Contrairement à ce que l’on a tendance à penser, la véritable patience n’est donc pas de savoir attendre. Celui qui attend, anticipe déjà, espère, projette quelque chose d’autre dans le futur, quelque chose de mieux ou quelque chose de plus. La véritable patience serait l’idée de résister aux tentations de l’impulsion et de vivre pleinement ce qui nous est donné de vivre, au moment même, tout en demeurant ouvert pour accueillir l’instant suivant.
L’impatience comme idolâtrie
Quand je parle de mon rapport au judaïsme aujourd’hui autour de moi, certaines personnes peuvent porter un regard très fermé et enfermant sur le sujet. Selon eux/elles, religion serait automatiquement synonyme d’obscurantisme, de retour en arrière, de quelque chose de tout à fait hors propos. J’observe ces réactions avec intérêt, curiosité et humour. Comme si la société moderne n’avait pas aussi fabriqué une myriade de petits dieux. A commencer par cet ordinateur sur lequel je tape ce texte, internet, les réseaux sociaux, la télévision, la voiture, la médecine et le progrès. Ce que les gens qui me regardent parler de religion comme si j’étais une primitive ne réalisent pas, c’est que l’idolâtrie de notre veau d’or s’est simplement refoulée, intériorisée et retransformée ailleurs et autrement. Selon Moussa Nabati, « l’idolâtrie consiste, de nos jours, sans idoles ni idolâtres reconnus comme tels, à célébrer le culte d'une valeur, d'une personne ou d'un objet magique, que pourtant l'homme a fabriqué lui-même, mais auquel, sans s'en rendre compte, il se soumet. Cela constitue l'exacte définition de l’idolâtrie : une œuvre créée par l'homme qui lui échappe et le domine au lieu de demeurer à son service, qui le dépouille et le vide au lieu de l'enrichir. » [6] En lisant ces mots, je ne peux que penser à notre addiction collective à la technologie qui ne va faire que s'envenimer avec l’arrivée inaltérable de l’intelligence artificielle. Alors oui, un produit Amazon peut arriver chez vous en moins de 24h mais à quel prix ? Qui est sacrifié sur l’autel au nom de la rapidité, de la consommation et du progrès ?

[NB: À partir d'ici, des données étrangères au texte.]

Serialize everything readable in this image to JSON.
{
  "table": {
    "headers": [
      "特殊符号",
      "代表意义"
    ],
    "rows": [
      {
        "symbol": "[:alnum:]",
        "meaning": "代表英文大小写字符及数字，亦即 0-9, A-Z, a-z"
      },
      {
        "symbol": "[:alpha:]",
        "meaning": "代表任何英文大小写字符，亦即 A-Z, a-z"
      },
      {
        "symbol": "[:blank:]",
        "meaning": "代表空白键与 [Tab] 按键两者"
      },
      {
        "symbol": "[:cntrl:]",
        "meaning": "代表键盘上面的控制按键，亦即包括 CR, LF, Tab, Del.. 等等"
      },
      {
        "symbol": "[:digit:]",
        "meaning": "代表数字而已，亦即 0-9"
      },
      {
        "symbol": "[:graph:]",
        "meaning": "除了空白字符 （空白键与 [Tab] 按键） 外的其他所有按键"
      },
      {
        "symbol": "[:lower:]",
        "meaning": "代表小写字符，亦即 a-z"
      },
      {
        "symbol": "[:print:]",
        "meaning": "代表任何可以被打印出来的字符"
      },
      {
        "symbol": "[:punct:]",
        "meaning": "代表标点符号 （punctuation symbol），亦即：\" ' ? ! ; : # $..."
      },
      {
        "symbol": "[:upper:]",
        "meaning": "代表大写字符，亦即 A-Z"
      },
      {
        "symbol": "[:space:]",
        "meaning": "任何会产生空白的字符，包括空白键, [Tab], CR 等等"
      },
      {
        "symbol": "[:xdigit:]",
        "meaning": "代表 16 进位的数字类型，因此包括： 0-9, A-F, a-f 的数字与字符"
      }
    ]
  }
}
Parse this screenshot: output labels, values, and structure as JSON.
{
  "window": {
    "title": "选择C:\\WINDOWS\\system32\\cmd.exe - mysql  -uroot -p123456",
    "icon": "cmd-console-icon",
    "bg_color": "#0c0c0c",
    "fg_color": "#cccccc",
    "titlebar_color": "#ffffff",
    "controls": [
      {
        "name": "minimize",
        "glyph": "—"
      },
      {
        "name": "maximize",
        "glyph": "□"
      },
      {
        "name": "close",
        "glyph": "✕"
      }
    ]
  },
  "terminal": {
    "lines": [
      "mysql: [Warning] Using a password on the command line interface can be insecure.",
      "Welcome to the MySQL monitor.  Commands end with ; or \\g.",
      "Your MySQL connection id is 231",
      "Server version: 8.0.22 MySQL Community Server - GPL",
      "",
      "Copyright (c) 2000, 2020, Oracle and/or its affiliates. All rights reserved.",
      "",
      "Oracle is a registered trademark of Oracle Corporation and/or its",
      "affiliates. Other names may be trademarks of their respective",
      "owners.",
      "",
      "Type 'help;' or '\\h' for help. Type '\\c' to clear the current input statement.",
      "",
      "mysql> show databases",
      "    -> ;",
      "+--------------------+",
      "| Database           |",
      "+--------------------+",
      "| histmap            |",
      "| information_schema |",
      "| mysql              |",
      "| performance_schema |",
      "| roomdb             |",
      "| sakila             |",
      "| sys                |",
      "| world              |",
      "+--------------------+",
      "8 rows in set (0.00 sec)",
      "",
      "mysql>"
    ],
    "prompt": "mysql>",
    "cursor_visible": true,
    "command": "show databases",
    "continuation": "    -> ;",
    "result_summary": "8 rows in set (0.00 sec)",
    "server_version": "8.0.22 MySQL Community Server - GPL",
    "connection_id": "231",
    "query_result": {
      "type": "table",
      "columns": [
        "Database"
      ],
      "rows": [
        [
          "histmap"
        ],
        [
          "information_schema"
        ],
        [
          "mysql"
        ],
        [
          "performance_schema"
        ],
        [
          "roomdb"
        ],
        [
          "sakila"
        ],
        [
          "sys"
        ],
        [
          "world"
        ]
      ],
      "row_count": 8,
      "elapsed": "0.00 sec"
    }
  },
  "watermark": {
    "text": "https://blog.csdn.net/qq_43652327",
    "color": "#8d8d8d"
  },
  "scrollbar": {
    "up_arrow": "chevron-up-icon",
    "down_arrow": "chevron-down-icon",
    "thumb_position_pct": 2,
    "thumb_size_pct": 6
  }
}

Stromae reprend L’amour est un oiseau rebelle de Bizet dans son album Racine Carrée. Dans ce clip animé, il aborde la thématique de l'aliénation par les réseaux sociaux
Parlons peu mais parlons bien. PornHub est le 4ième site le plus visité au monde, après Youtube et avant Twitter et Wikipédia. La pandémie (et l’immense solitude qui s’en suit) n’a fait qu’augmenter la fréquentation des sites pornographiques exponentiellement. Il convient de rappeler que la pornographie a joué un rôle capital dans le développement de l’internet et qu’elle y occupe une place considérable. Cette industrie a souvent été à la pointe de l'adoption de nouvelles technologies telles que la diffusion en continu, la réalité virtuelle et même la blockchain, contribuant à la mise en place des modèles économiques numériques de demain. [7] L’histoire de l’entrepreneur et milliardaire français Xavier Niel en est un parfait exemple: avant de fonder le fournisseur d'accès à Internet Free, Xavier Niel, encore au lycée, avait crée les premiers services de Minitel rose. La culture du porno est un élément omniprésent de la culture populaire, influençant la mode, le cinéma, la publicité, la musique et la littérature.
A cette échelle et ampleur, la pornographie nous concerne tous et toutes d’une manière ou d’une autre. Le nier serait inconscient.
Pourquoi parler de pornographie dans la parasha de l’idolâtrie ? Car il est, selon moi, question de la même chose : du désir. D’un désir qui doit être assouvi, immédiatement. Le.La consommateur.trice de pornographie comme l’idolâtre confond le désir et son objet. Ce que la libido (le désir) recherche à travers ses diverses satisfactions (l'acte sexuel, le gain d'argent, le poste Instagram, le nouvel Iphone) ce n'est jamais l'objet en soi (le sexe, l'argent), mais la nécessité vitale pour lui de pouvoir continuer à vibrer, à se ressourcer, à se maintenir en éveil, en érection, sans s'éteindre, pour ne pas se déprimer. [8]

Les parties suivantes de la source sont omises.